Rodrigo Constantino
O ano é 2030, e o novo
presidente do Gabão veio ao Brasil aprender com o PT como ficar 27 anos no
poder. Sabendo que as prisões andavam abarrotadas de gente, e que este era um
dos grandes segredos do governo, qual seja, manter a população refém de leis arbitrárias,
o presidente decidiu fazer uma visita ao presídio de Bangu, um dos mais
famosos. Acompanhando o presidente, o Ministro da Justiça, Cesare Battisti, ia
explicando cada caso dos prisioneiros:
– Aquele senhor foi preso
porque deu uma palmada no filho. Parece que o garoto se recusou a estudar,
xingou a mãe e bateu no irmão mais novo. O pai, um selvagem, em vez de
conversar com o filho e lhe dar uma educação mais livre, deixando o pobrezinho
se expressar nos moldes ensinados pela cartilha do governo, apelou para a
violência física e deu uma palmada no garoto. Por sorte uma testemunha viu e
denunciou o bandido. Pegou dez anos.
– Aquele outro ali tem
concessão para um canal de TV por assinatura, mas se recusou a cumprir a cota
estabelecida de 90% de conteúdo nacional e sócio-educativo. Resolveu, em vez
disso, passar em horário nobre um enlatado de Hollywood, louvando as conquistas
do imperialismo estadunidense. Os nossos ilustres burocratas da Ancine, muito
atentos, detectaram o crime no ato, e minutos depois o empresário estava atrás
das grades. Doze anos de xilindró para valorizar o interesse nacional.
– O que está no canto,
cabisbaixo, foi preso em flagrante pelos nossos Agentes da Saúde, tentando
comprar uma aspirina sem receita médica na farmácia. Ele alegou que sofria de
fortes dores de cabeça, mas não tinha dinheiro para ir ao médico. Como se isso
fosse justificativa para cometer um crime! Pegou cinco anos.
– O ruivo alto do canto
direito foi pego em nossa famosa Lei Seca, que há décadas vem salvando vidas
(ano passado, por exemplo, morreram somente 80 mil pessoas em acidentes de
carro). Ele disse que tomou apenas uma taça de vinho, informação que batia com
o teor etílico do bafômetro. Por este crime, ficaria preso só dois anos. Mas
resolveu gritar com o policial, e por desacato pegou outros dois anos.
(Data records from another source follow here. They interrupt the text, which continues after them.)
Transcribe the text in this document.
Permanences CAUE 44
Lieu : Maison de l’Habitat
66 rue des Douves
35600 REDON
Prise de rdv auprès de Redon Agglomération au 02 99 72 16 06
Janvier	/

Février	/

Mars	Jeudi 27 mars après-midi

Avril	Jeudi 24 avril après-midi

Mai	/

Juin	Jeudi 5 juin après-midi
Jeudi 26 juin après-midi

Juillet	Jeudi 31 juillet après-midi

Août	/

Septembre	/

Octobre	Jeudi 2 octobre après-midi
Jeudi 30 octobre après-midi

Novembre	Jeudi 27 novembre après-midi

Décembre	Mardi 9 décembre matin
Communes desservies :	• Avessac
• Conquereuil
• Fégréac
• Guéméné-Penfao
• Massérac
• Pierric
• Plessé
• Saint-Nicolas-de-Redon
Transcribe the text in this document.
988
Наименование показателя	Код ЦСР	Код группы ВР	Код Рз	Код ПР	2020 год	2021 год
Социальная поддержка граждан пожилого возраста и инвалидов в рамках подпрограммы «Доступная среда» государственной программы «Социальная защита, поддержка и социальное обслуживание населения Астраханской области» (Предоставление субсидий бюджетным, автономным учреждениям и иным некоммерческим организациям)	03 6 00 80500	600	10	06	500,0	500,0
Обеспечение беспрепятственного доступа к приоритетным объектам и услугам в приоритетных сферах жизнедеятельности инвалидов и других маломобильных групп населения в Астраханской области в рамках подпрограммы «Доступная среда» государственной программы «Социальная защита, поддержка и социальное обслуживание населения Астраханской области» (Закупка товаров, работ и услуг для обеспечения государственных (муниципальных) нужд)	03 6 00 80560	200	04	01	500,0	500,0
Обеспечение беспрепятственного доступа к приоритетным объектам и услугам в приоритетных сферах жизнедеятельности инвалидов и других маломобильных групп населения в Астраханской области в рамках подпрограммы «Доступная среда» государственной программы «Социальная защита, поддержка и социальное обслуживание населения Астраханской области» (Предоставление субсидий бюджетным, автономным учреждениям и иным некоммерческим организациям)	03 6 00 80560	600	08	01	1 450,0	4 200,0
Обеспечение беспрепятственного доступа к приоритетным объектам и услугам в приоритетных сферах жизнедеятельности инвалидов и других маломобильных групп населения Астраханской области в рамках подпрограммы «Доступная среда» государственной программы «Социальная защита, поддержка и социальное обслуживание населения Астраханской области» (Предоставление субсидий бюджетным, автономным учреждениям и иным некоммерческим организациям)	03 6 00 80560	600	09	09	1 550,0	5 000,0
– Aquele branquelo da esquerda
foi enquadrado na lei contra o racismo. Foi surpreendido por um de nossos
agentes à paisana contando piada de negro em plena praça pública! Tentou
argumentar que era apenas uma piada, que na roda tinha até um amigo negro que
também ria da piada, mas claro que nada disso serviu para livrar a cara do
racista safado. Sabemos como uma piada pode ser subversiva e espalhar o ódio
racista de forma sub-reptícia. São sete anos para o branco azedo!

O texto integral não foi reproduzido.